• .
  • .
  • .
  • .
  • .
  • .

Teduhnya hatimu.. ..

Tidak lama lagi genap 1 tahun ibuku pergi untuk selamanya, dipanggil Allah swt. Inna lillahi wa inna Ilaihi roji'uun. Kami yang ditinggal kini hanya bisa mengenang ibu yang sabar, nerimo, tidak pernah marah, tidak mengatur secara keras putra-putrinya. Ya, ibu telah membesarkan kami semua ber-tujuh dengan sangat sabar dan dengan keteduhan hati seorang ibu, yang kini aku hanya bisa mengenangnya dan seolah masih merasakan keberadaanya seperti ketika itu.
Sejak ditinggal bapak, sangat terlihat ibu semakin hari semakin lemah, lemah kondisi phisiknya dan mungkin juga hatinya. Ini terlihat dari semakin diamnya ibu, tidak banyak bicara. Sepantasnya-lah ibu dengan kondisi seperti itu. Hari-hari sebelumnya sewaktu masih ada bapak yang selalu bersama sejak tahun 1943, tentu bukan waktu yang pendek yang dengan mudah terhapus dari ingatan.

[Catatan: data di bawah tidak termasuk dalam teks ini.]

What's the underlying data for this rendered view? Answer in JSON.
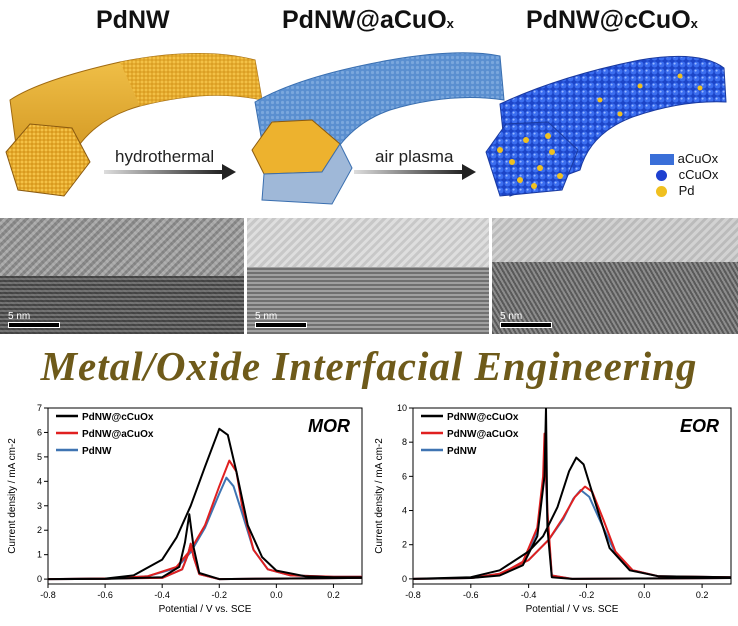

Perjalanan hidup yang teramat panjang dilalui bersama, bapak dan ibu, menjadi kenangan pahit dan manis, sebagai bumbu kehidupan, yang dilewati bersama putra-putrinya dari semenjak kecil hingga dewasa, bahkan hingga satu per-satu harus pergi memisahkan diri, menjalani kehidupan masing-masing setelah berumah-tangga. Semua menjadi untaian ceritera yang sangat sangat panjang.
Ceritera panjang yang sangat manis untuk dikenang, tetapi terkadang membuatku menangis.. .. ya kadang aku menangis dalam kesendirianku di malam-malam larut, yang sepi dan dingin. Dan lebih terasa lagi setelah ibu juga menyusul bapak yang terlebih dahulu dipanggil menghadap Allah swt. 
Seringkali aku lama memandang gambar bapak-ibu, yang tenang berjajar didinding menemaniku setiap malam hingga larut. Aku tatap dalam-dalam, betapa sekarang aku merasa kehilangan dengan kepergiannya. Aku merasa begitu lemah, belum berbuat apa-apa yang berarti untuk bapak-ibuku, belum bisa berbuat banyak sebagai bakti semasa hidupnya. Bapak-ibuku memang pribadi yang jujur, polos, tidak pernah meminta yang aneh-aneh, yang memberatkan putra-putrinya, tidak mau merepotkan putra-putrinya. Hingga saat-saat terakhirnya sifat bapak dan ibu masih seperti itu. 
Semenjak kepergian bapak bulan Maret 2010, aku bersama istri menemani ibu, menjaga dan merawat ibu yang  kondisinya semakin lemah. Beberapa kali jatuh ketika hendak ke kamar mandi, yang membuat tangannya kesleo (terkilir) dan bengkak. Padahal sudah aku buatkan kursi khusus untuk tempat pub atau buang air kecil, agar tidak harus ke kamar mandi, tetapi ibu tidak mau menggunakan dan lebih memilih berjalan sendiri ke kamar mandi. Dengan dituntun (dipapah) dan dengan langkah yang berat, tetap dilakoninnya untuk urusan ke kamar mandi. 
Dalam kondisi yang demikian, istriku dengan telaten dan sabar memandikan ibu di kamar mandi setiap pagi dan sore hari, mengeramasi rambut yang memutih. Menyisir rambutnya, menyuapi ketika makan. Kadang sedih aku melihat kondisi ibu semakin hari semakin lemah. Apalagi ketika ibu sudah mulai tidak kuat berjalan dan harus mandi dengan diseka ditempat tidur, istriku dengan cekatan dan telaten mengerjakan semuanya. Satu kejadian yang aku tidak akan pernah bisa lupa apalagi melupakannya, ketika ibu terjatuh dari tempat tidur dengan pipi berdarah. Aku menangis sejadi-jadinya sampil mendekap ibu didadaku. Ini merupakan kejadian yang sangat sangat membuat aku merasa bersalah, merasa berdosa tidak bisa berbuat sebaik-baiknya untuk merawat ibu. Rasa bersalah yang selalu teringat kuat dalam pikiranku, ketika mengingat ibu dan memandangi gambarnya.
"Maafkan aku ibu, aku kurang bisa merawatmu dengan sebaik-baiknya.. .." aku tergugu dalam tangis. Ibu yang lemah masih harus mengalami kejadian seperti ini. Dengan gugup aku dan istri, segera mengangkat ke tempat tidur dan membersihkan lukanya. Beberapa hari sebelum Hari Raya Idul Fitri 2014, luka dan memar di pipi ibu sudah membaik dan pulih seperti sebelumnya.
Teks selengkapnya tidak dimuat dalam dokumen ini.